Gebaut wird in Sotschi - allerdings hat das wenig mit Olympia zu tun (Foto: Ballin/.rufo)
Mittwoch, 03.06.2009
Kreml spart bei Vorbereitung auf Olympia in Sotschi
Sotschi. Russlands Regierung kürzt den Haushalt für die Vorbereitung auf die Olympischen Winterspiele in Sotschi um fast 500 Mio. Euro zusammen. Ein Finanzierungsloch sei trotzdem nicht zu befürchten, versichern die Behörden.
In Sotschi ist man von Olympia schon lange nicht mehr überzeugt. Direkt nach der Entscheidung des Internationalen Olympischen Komitees (IOC) die Spiele 2014 nach Sotschi zu verlegen, gab es einen wahren „Hype“ auf Grundstücke in und um den Schwarzmeerkurort herum. Am Ende setzten sich durch, wer „Beziehungen“ hatte; am besten direkt in den Kreml.
Keine Euphorie in Sotschi
Die Einwohner von Sotschi hingegen sind meist leer ausgegangen, einige mussten sogar ihre Häuser räumen, um Platz zu schaffen für „Olympia-Objekte“. Von denen ist aber bisher in der Stadt nichts zu sehen. Statt dessen sind eine Reihe von Luxus-Appartments in Strandnähe entstanden.
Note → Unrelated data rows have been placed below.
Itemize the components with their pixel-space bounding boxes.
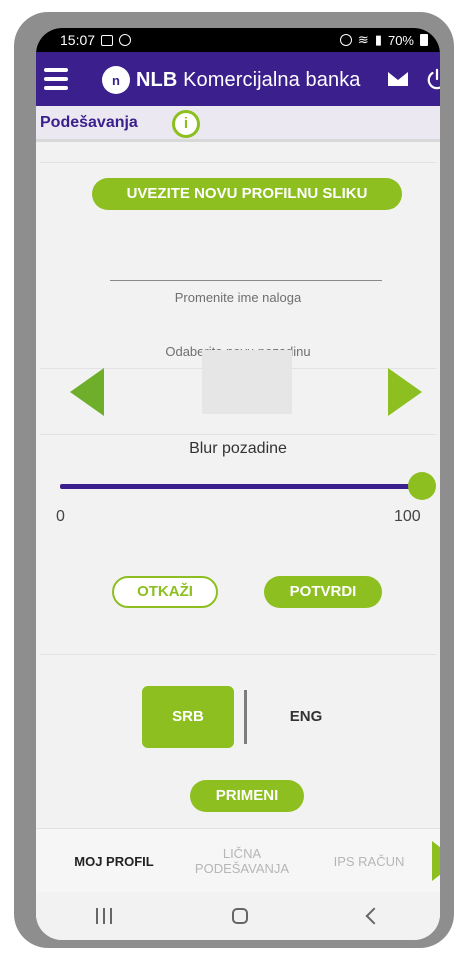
next-tab-arrow-icon[interactable] [432,841,440,881]
recents-icon[interactable] [96,908,112,924]
hamburger-icon[interactable] [44,68,68,90]
power-icon[interactable] [426,68,440,90]
blur-min-label: 0 [56,508,65,525]
tab-ips-account[interactable]: IPS RAČUN [322,829,416,893]
tab-my-profile[interactable]: MOJ PROFIL [54,829,174,893]
divider [40,654,436,655]
gallery-notification-icon [101,34,114,46]
status-bar: 15:07 ≋ ▮ 70% [36,28,440,52]
language-srb-button[interactable]: SRB [142,686,234,748]
divider [40,434,436,435]
system-nav-bar [36,892,440,940]
back-icon[interactable] [365,907,383,925]
nlb-logo-icon: n [102,66,130,94]
brand-short: NLB [136,68,178,91]
account-name-underline [110,280,382,281]
background-preview[interactable] [202,350,292,414]
cancel-button[interactable]: OTKAŽI [112,576,218,608]
settings-content: UVEZITE NOVU PROFILNU SLIKU Promenite im… [36,142,440,858]
wifi-icon: ≋ [357,32,369,47]
confirm-button[interactable]: POTVRDI [264,576,382,608]
account-name-caption: Promenite ime naloga [174,290,302,305]
blur-slider-track[interactable] [60,484,412,489]
home-icon[interactable] [232,908,248,924]
battery-percent: 70% [387,32,414,48]
brand-logo-group: n NLB Komercijalna banka [102,66,361,94]
info-icon[interactable]: i [172,110,200,138]
brand-rest: Komercijalna banka [177,68,361,91]
brand-name: NLB Komercijalna banka [136,69,361,92]
whatsapp-notification-icon [119,34,132,46]
upload-profile-picture-button[interactable]: UVEZITE NOVU PROFILNU SLIKU [92,178,402,210]
alarm-icon [339,34,352,46]
page-subheader: Podešavanja i [36,106,440,142]
page-title: Podešavanja [40,114,138,131]
next-background-arrow-icon[interactable] [388,368,422,416]
apply-language-button[interactable]: PRIMENI [190,780,304,812]
profile-tab-bar: MOJ PROFIL LIČNA PODEŠAVANJA IPS RAČUN [36,828,440,893]
language-divider [244,690,247,744]
divider [40,162,436,163]
account-name-input[interactable] [110,254,386,280]
blur-max-label: 100 [394,508,421,525]
app-bar: n NLB Komercijalna banka [36,52,440,106]
status-time: 15:07 [60,32,96,48]
language-eng-button[interactable]: ENG [276,686,336,748]
battery-icon [420,34,428,46]
previous-background-arrow-icon[interactable] [70,368,104,416]
blur-label: Blur pozadine [189,440,287,457]
signal-icon: ▮ [374,32,382,47]
phone-screen: 15:07 ≋ ▮ 70% n NLB Komercijalna banka P… [36,28,440,940]
tab-personal-settings[interactable]: LIČNA PODEŠAVANJA [184,829,300,893]
mail-icon[interactable] [388,72,408,86]
blur-slider-thumb[interactable] [408,472,436,500]
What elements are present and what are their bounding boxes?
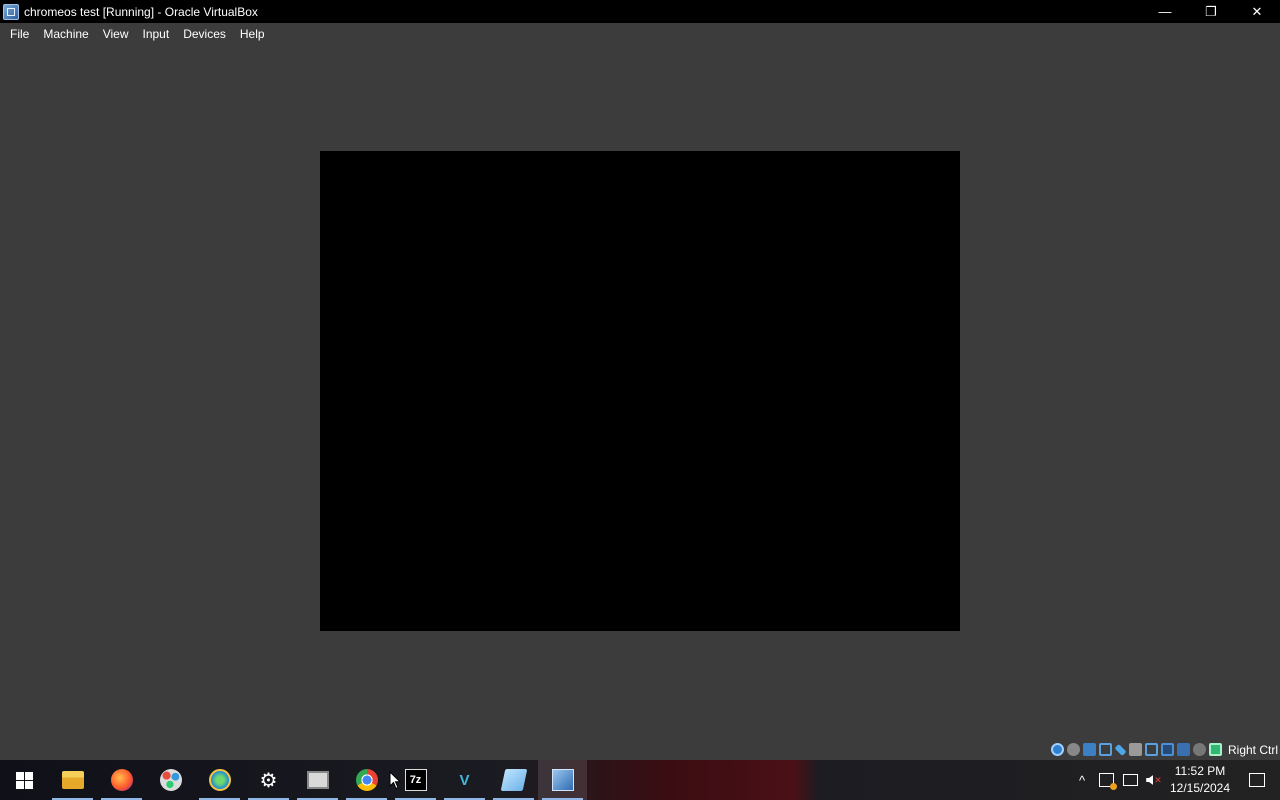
host-key-label: Right Ctrl bbox=[1227, 742, 1278, 757]
security-icon[interactable] bbox=[1094, 760, 1118, 800]
clock-time: 11:52 PM bbox=[1174, 764, 1226, 778]
minimize-button[interactable]: — bbox=[1142, 0, 1188, 23]
gear-icon: ⚙ bbox=[259, 769, 278, 792]
clock-date: 12/15/2024 bbox=[1169, 781, 1231, 795]
audio-icon[interactable] bbox=[1082, 743, 1096, 756]
menu-machine[interactable]: Machine bbox=[36, 25, 95, 43]
shared-folders-icon[interactable] bbox=[1128, 743, 1142, 756]
notepad-icon bbox=[500, 769, 527, 791]
mouse-integration-icon[interactable] bbox=[1192, 743, 1206, 756]
folder-icon bbox=[61, 771, 84, 789]
menu-bar: File Machine View Input Devices Help bbox=[0, 23, 1280, 44]
taskbar-app-virtualbox[interactable] bbox=[538, 760, 587, 800]
menu-devices[interactable]: Devices bbox=[176, 25, 233, 43]
restore-button[interactable]: ❐ bbox=[1188, 0, 1234, 23]
taskbar: ⚙ 7z V ^ ✕ 11:52 PM 12/15/2024 bbox=[0, 760, 1280, 800]
action-center-button[interactable] bbox=[1234, 760, 1280, 800]
vm-status-bar: Right Ctrl bbox=[1010, 739, 1280, 760]
menu-file[interactable]: File bbox=[3, 25, 36, 43]
system-tray: ^ ✕ 11:52 PM 12/15/2024 bbox=[1070, 760, 1280, 800]
chrome-icon bbox=[355, 769, 378, 791]
palette-icon bbox=[159, 769, 182, 791]
taskbar-app-chrome[interactable] bbox=[342, 760, 391, 800]
scanner-icon bbox=[306, 771, 329, 789]
taskbar-app-visual-studio-code[interactable]: V bbox=[440, 760, 489, 800]
vm-guest-display[interactable] bbox=[320, 151, 960, 631]
optical-drive-icon[interactable] bbox=[1066, 743, 1080, 756]
virtualbox-icon bbox=[551, 769, 574, 791]
taskbar-app-paint[interactable] bbox=[146, 760, 195, 800]
start-button[interactable] bbox=[0, 760, 48, 800]
display-icon[interactable] bbox=[1144, 743, 1158, 756]
hard-disk-icon[interactable] bbox=[1050, 743, 1064, 756]
vs-icon: V bbox=[459, 771, 470, 789]
menu-view[interactable]: View bbox=[96, 25, 136, 43]
taskbar-app-settings[interactable]: ⚙ bbox=[244, 760, 293, 800]
firefox-icon bbox=[110, 769, 133, 791]
usb-icon[interactable] bbox=[1114, 743, 1127, 756]
volume-muted-icon[interactable]: ✕ bbox=[1142, 760, 1166, 800]
7zip-icon: 7z bbox=[404, 769, 427, 791]
window-title: chromeos test [Running] - Oracle Virtual… bbox=[24, 4, 258, 19]
taskbar-app-scanner[interactable] bbox=[293, 760, 342, 800]
mouse-cursor-icon bbox=[389, 771, 401, 790]
windows-logo-icon bbox=[15, 771, 33, 789]
taskbar-app-notepad[interactable] bbox=[489, 760, 538, 800]
window-controls: — ❐ ✕ bbox=[1142, 0, 1280, 23]
virtualization-icon[interactable] bbox=[1176, 743, 1190, 756]
show-hidden-icons-chevron-icon[interactable]: ^ bbox=[1070, 760, 1094, 800]
close-button[interactable]: ✕ bbox=[1234, 0, 1280, 23]
menu-help[interactable]: Help bbox=[233, 25, 272, 43]
globe-icon bbox=[208, 769, 231, 791]
keyboard-icon[interactable] bbox=[1208, 743, 1222, 756]
network-icon[interactable] bbox=[1098, 743, 1112, 756]
notification-icon bbox=[1249, 773, 1265, 787]
taskbar-app-file-explorer[interactable] bbox=[48, 760, 97, 800]
title-bar: chromeos test [Running] - Oracle Virtual… bbox=[0, 0, 1280, 23]
clock[interactable]: 11:52 PM 12/15/2024 bbox=[1166, 763, 1234, 797]
taskbar-app-firefox[interactable] bbox=[97, 760, 146, 800]
menu-input[interactable]: Input bbox=[136, 25, 177, 43]
taskbar-app-internet-explorer[interactable] bbox=[195, 760, 244, 800]
video-capture-icon[interactable] bbox=[1160, 743, 1174, 756]
network-icon[interactable] bbox=[1118, 760, 1142, 800]
virtualbox-icon[interactable] bbox=[3, 3, 19, 20]
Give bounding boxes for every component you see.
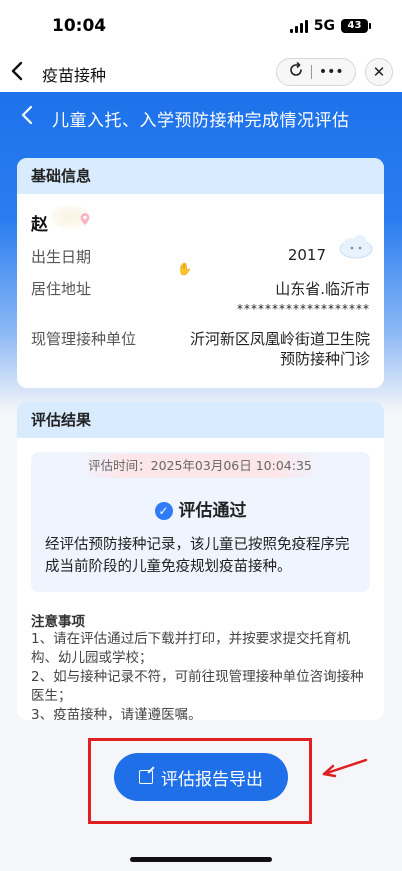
- network-label: 5G: [313, 18, 335, 34]
- note-item: 3、疫苗接种，请谨遵医嘱。: [31, 707, 202, 720]
- address-label: 居住地址: [31, 280, 92, 298]
- note-item: 2、如与接种记录不符，可前往现管理接种单位咨询接种医生；: [31, 669, 364, 704]
- cloud-sticker-icon: [339, 235, 373, 259]
- note-item: 1、请在评估通过后下载并打印，并按要求提交托育机构、幼儿园或学校；: [31, 631, 351, 666]
- address-masked: *******************: [237, 302, 370, 316]
- notes-list: 1、请在评估通过后下载并打印，并按要求提交托育机构、幼儿园或学校； 2、如与接种…: [31, 630, 370, 720]
- birth-date-label: 出生日期: [31, 248, 92, 266]
- page-title: 儿童入托、入学预防接种完成情况评估: [52, 111, 350, 131]
- chevron-left-icon[interactable]: [10, 60, 30, 84]
- result-box: 评估时间：2025年03月06日 10:04:35 ✓ 评估通过 经评估预防接种记…: [31, 452, 370, 592]
- result-status: ✓ 评估通过: [31, 496, 370, 521]
- status-indicators: 5G 43: [289, 18, 371, 34]
- export-button-label: 评估报告导出: [161, 769, 263, 790]
- result-description: 经评估预防接种记录，该儿童已按照免疫程序完成当前阶段的儿童免疫规划疫苗接种。: [45, 537, 350, 575]
- close-icon[interactable]: ✕: [365, 58, 393, 86]
- result-card: 评估结果 评估时间：2025年03月06日 10:04:35 ✓ 评估通过 经评估…: [17, 402, 384, 720]
- child-name: 赵: [31, 215, 48, 235]
- result-heading: 评估结果: [17, 402, 384, 438]
- hand-sticker-icon: ✋: [177, 262, 192, 276]
- app-nav-bar: 疫苗接种 ••• ✕: [0, 52, 402, 92]
- status-bar: 10:04 5G 43: [0, 0, 402, 52]
- battery-icon: 43: [341, 19, 371, 33]
- basic-info-heading: 基础信息: [17, 158, 384, 194]
- edit-icon: [139, 770, 153, 784]
- clinic-value: 沂河新区凤凰岭街道卫生院: [189, 330, 370, 348]
- app-title: 疫苗接种: [42, 66, 107, 85]
- address-value: 山东省.临沂市: [275, 280, 370, 298]
- evaluation-time: 评估时间：2025年03月06日 10:04:35: [75, 454, 325, 478]
- clinic-label: 现管理接种单位: [31, 330, 137, 348]
- location-pin-icon: [80, 213, 90, 225]
- more-icon[interactable]: •••: [319, 64, 344, 80]
- export-report-button[interactable]: 评估报告导出: [114, 753, 288, 801]
- notes-title: 注意事项: [31, 614, 85, 630]
- result-status-text: 评估通过: [178, 501, 247, 521]
- signal-icon: [289, 19, 308, 33]
- page-back-icon[interactable]: [20, 104, 34, 131]
- mini-program-capsule: •••: [276, 58, 356, 86]
- red-arrow-annotation: [322, 758, 368, 778]
- birth-date-value: 2017: [287, 246, 326, 264]
- basic-info-card: 基础信息 赵 出生日期 2017 ✋ 居住地址 山东省.临沂市 ********…: [17, 158, 384, 388]
- refresh-icon[interactable]: [288, 62, 304, 82]
- capsule-divider: [311, 65, 313, 79]
- status-time: 10:04: [52, 16, 107, 36]
- home-indicator: [130, 857, 272, 862]
- check-circle-icon: ✓: [154, 502, 173, 520]
- clinic-value-line2: 预防接种门诊: [279, 350, 370, 368]
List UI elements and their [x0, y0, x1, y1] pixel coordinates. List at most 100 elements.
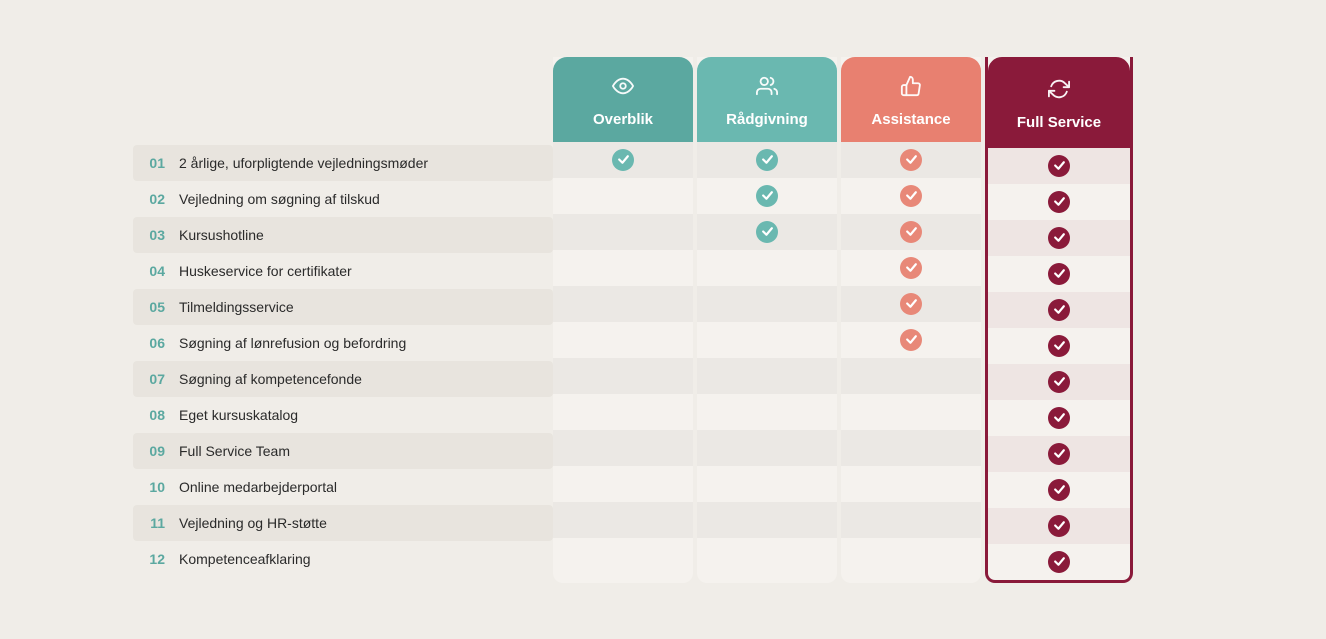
col-cells-assistance: Assistance [841, 57, 981, 583]
col-header-label-raadgivning: Rådgivning [726, 111, 808, 128]
table-cell [553, 178, 693, 214]
table-cell [553, 250, 693, 286]
col-header-assistance: Assistance [841, 57, 981, 142]
table-row: 05Tilmeldingsservice [133, 289, 553, 325]
table-cell [841, 394, 981, 430]
table-cell [841, 286, 981, 322]
table-body: 012 årlige, uforpligtende vejledningsmød… [133, 57, 1193, 583]
check-mark [1048, 407, 1070, 429]
table-cell [553, 214, 693, 250]
table-row: 10Online medarbejderportal [133, 469, 553, 505]
check-mark [1048, 263, 1070, 285]
table-cell [697, 322, 837, 358]
row-label: Kompetenceafklaring [179, 551, 311, 567]
check-mark [1048, 443, 1070, 465]
table-cell [841, 430, 981, 466]
row-label: Søgning af kompetencefonde [179, 371, 362, 387]
table-row: 09Full Service Team [133, 433, 553, 469]
table-cell [553, 466, 693, 502]
col-cells-overblik: Overblik [553, 57, 693, 583]
table-cell [988, 472, 1130, 508]
col-header-label-overblik: Overblik [593, 111, 653, 128]
table-cell [697, 178, 837, 214]
row-number: 03 [137, 227, 179, 243]
table-cell [697, 538, 837, 574]
table-row: 11Vejledning og HR-støtte [133, 505, 553, 541]
table-cell [841, 142, 981, 178]
table-cell [988, 400, 1130, 436]
check-mark [1048, 479, 1070, 501]
row-number: 09 [137, 443, 179, 459]
table-cell [697, 394, 837, 430]
table-cell [697, 430, 837, 466]
table-cell [841, 466, 981, 502]
check-mark [612, 149, 634, 171]
table-cell [988, 220, 1130, 256]
col-cells-fullservice: Full Service [985, 57, 1133, 583]
check-mark [1048, 155, 1070, 177]
table-row: 12Kompetenceafklaring [133, 541, 553, 577]
table-row: 04Huskeservice for certifikater [133, 253, 553, 289]
check-mark [1048, 335, 1070, 357]
cols-right: Overblik Rådgivning Assistance Full Service [553, 57, 1193, 583]
table-cell [697, 250, 837, 286]
table-cell [553, 358, 693, 394]
col-header-fullservice: Full Service [988, 57, 1130, 148]
table-cell [841, 358, 981, 394]
page-container: 012 årlige, uforpligtende vejledningsmød… [113, 17, 1213, 623]
row-label: Eget kursuskatalog [179, 407, 298, 423]
table-cell [988, 292, 1130, 328]
col-header-overblik: Overblik [553, 57, 693, 142]
row-label: 2 årlige, uforpligtende vejledningsmøder [179, 155, 428, 171]
table-cell [841, 178, 981, 214]
row-number: 10 [137, 479, 179, 495]
row-label: Tilmeldingsservice [179, 299, 294, 315]
row-number: 07 [137, 371, 179, 387]
row-number: 06 [137, 335, 179, 351]
col-header-label-assistance: Assistance [871, 111, 950, 128]
table-cell [553, 286, 693, 322]
table-cell [841, 502, 981, 538]
row-label: Vejledning om søgning af tilskud [179, 191, 380, 207]
table-cell [841, 538, 981, 574]
check-mark [1048, 299, 1070, 321]
check-mark [900, 185, 922, 207]
check-mark [756, 149, 778, 171]
table-row: 07Søgning af kompetencefonde [133, 361, 553, 397]
table-cell [697, 466, 837, 502]
table-cell [988, 508, 1130, 544]
check-mark [900, 149, 922, 171]
col-header-raadgivning: Rådgivning [697, 57, 837, 142]
table-cell [697, 214, 837, 250]
check-mark [900, 257, 922, 279]
table-cell [988, 436, 1130, 472]
assistance-header-icon [900, 75, 922, 103]
table-cell [841, 214, 981, 250]
table-cell [553, 142, 693, 178]
table-row: 03Kursushotline [133, 217, 553, 253]
table-cell [553, 538, 693, 574]
overblik-header-icon [612, 75, 634, 103]
table-cell [697, 358, 837, 394]
row-label: Kursushotline [179, 227, 264, 243]
fullservice-header-icon [1048, 78, 1070, 106]
row-number: 04 [137, 263, 179, 279]
table-cell [553, 502, 693, 538]
table-cell [841, 322, 981, 358]
table-cell [697, 142, 837, 178]
table-cell [553, 322, 693, 358]
row-number: 01 [137, 155, 179, 171]
table-cell [988, 328, 1130, 364]
comparison-table: 012 årlige, uforpligtende vejledningsmød… [133, 57, 1193, 583]
check-mark [1048, 515, 1070, 537]
row-number: 08 [137, 407, 179, 423]
table-cell [553, 430, 693, 466]
table-cell [697, 286, 837, 322]
row-label: Online medarbejderportal [179, 479, 337, 495]
table-row: 08Eget kursuskatalog [133, 397, 553, 433]
check-mark [1048, 227, 1070, 249]
check-mark [900, 221, 922, 243]
table-cell [697, 502, 837, 538]
row-label: Vejledning og HR-støtte [179, 515, 327, 531]
table-cell [988, 544, 1130, 580]
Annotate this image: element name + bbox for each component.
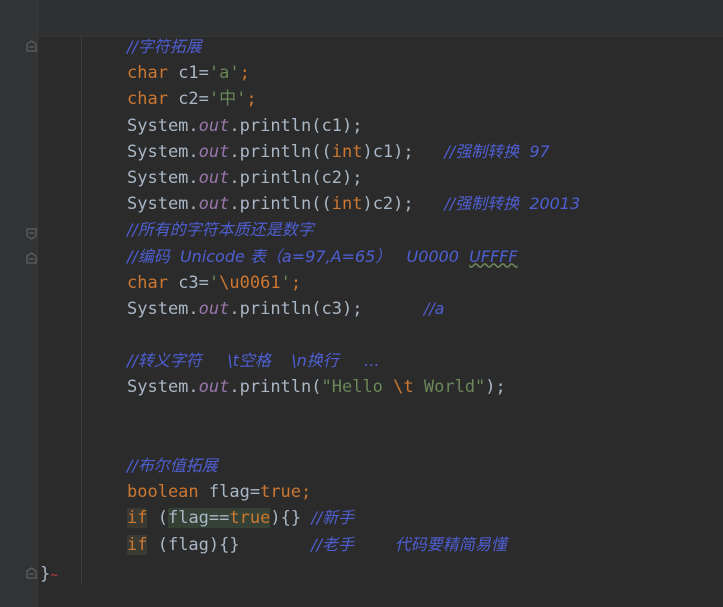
- code-line: //编码 Unicode 表（a=97,A=65） U0000 UFFFF: [127, 244, 723, 270]
- char-literal: '中': [208, 89, 247, 110]
- escape-sequence: \t: [393, 377, 414, 398]
- error-squiggle-icon: ~: [50, 568, 59, 583]
- class-name: System.: [127, 194, 199, 215]
- semicolon: ;: [301, 482, 312, 503]
- identifier: c2=: [167, 89, 209, 110]
- comment: //布尔值拓展: [127, 456, 218, 475]
- identifier: c3=: [167, 272, 209, 293]
- string-literal: World": [413, 377, 486, 398]
- code-line: System.out.println((int)c2); //强制转换 2001…: [127, 191, 723, 217]
- class-name: System.: [127, 377, 199, 398]
- static-field: out: [198, 377, 230, 398]
- condition: flag==: [167, 508, 230, 529]
- keyword: if: [127, 508, 148, 529]
- method-call-end: )c1);: [362, 141, 414, 162]
- comment: //强制转换 97: [444, 141, 550, 161]
- code-line: //转义字符 \t空格 \n换行 ...: [127, 348, 723, 374]
- fold-marker-icon[interactable]: [26, 252, 37, 264]
- semicolon: ;: [239, 63, 250, 84]
- string-literal: "Hello: [321, 377, 394, 398]
- boolean-literal: true: [260, 482, 302, 503]
- code-line: System.out.println(c3); //a: [127, 296, 723, 322]
- comment: //新手: [311, 508, 355, 528]
- keyword: int: [331, 194, 363, 215]
- keyword: char: [127, 63, 168, 84]
- fold-marker-icon[interactable]: [26, 40, 37, 52]
- code-line: char c2='中';: [127, 86, 723, 112]
- keyword: char: [127, 89, 168, 110]
- method-call: .println(c2);: [229, 167, 363, 188]
- method-call: .println((: [229, 141, 332, 162]
- keyword: int: [331, 141, 363, 162]
- comment-typo: UFFFF: [469, 246, 518, 266]
- condition-highlight: flag==true: [167, 508, 271, 529]
- static-field: out: [198, 115, 230, 136]
- char-literal: 'a': [208, 63, 240, 84]
- comment: //老手 代码要精简易懂: [311, 534, 507, 554]
- code-line: //所有的字符本质还是数字: [127, 217, 723, 243]
- class-name: System.: [127, 115, 199, 136]
- code-line: boolean flag=true;: [127, 479, 723, 505]
- static-field: out: [198, 167, 230, 188]
- condition: (flag){}: [147, 534, 240, 555]
- closing-brace-line: }~: [40, 561, 58, 589]
- method-call: .println(c1);: [229, 115, 363, 136]
- code-line: char c3='\u0061';: [127, 270, 723, 296]
- class-name: System.: [127, 298, 199, 319]
- static-field: out: [198, 141, 230, 162]
- comment: //编码 Unicode 表（a=97,A=65） U0000: [127, 246, 470, 266]
- identifier: flag=: [198, 482, 261, 503]
- code-line: //布尔值拓展: [127, 453, 723, 479]
- static-field: out: [198, 194, 230, 215]
- keyword: boolean: [127, 482, 199, 503]
- comment: //所有的字符本质还是数字: [127, 220, 314, 240]
- method-call: .println(c3);: [229, 298, 363, 319]
- code-line: if (flag){} //老手 代码要精简易懂: [127, 532, 723, 558]
- code-line: //字符拓展: [127, 34, 723, 60]
- escape-sequence: \u0061: [219, 272, 281, 293]
- comment: //a: [423, 298, 445, 318]
- editor-gutter: [0, 0, 38, 607]
- indent-guide: [81, 36, 82, 584]
- class-name: System.: [127, 141, 199, 162]
- closing-brace: }: [40, 564, 51, 584]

Bei der Suche nach Sponsoren für das Sportereignis hat sich die Regierung in der Vergangenheit ebenfalls schwer getan. Bei den Großsponsoren mussten zumeist staatliche Unternehmen wie Rostelekom, Rosneft und Sberbank einspringen. Die Regierung musste zudem Schwierigkeiten einräumen, bei Bauten, die von privaten Investoren übernommen werden sollten. Viele Objekte sind im Verzug.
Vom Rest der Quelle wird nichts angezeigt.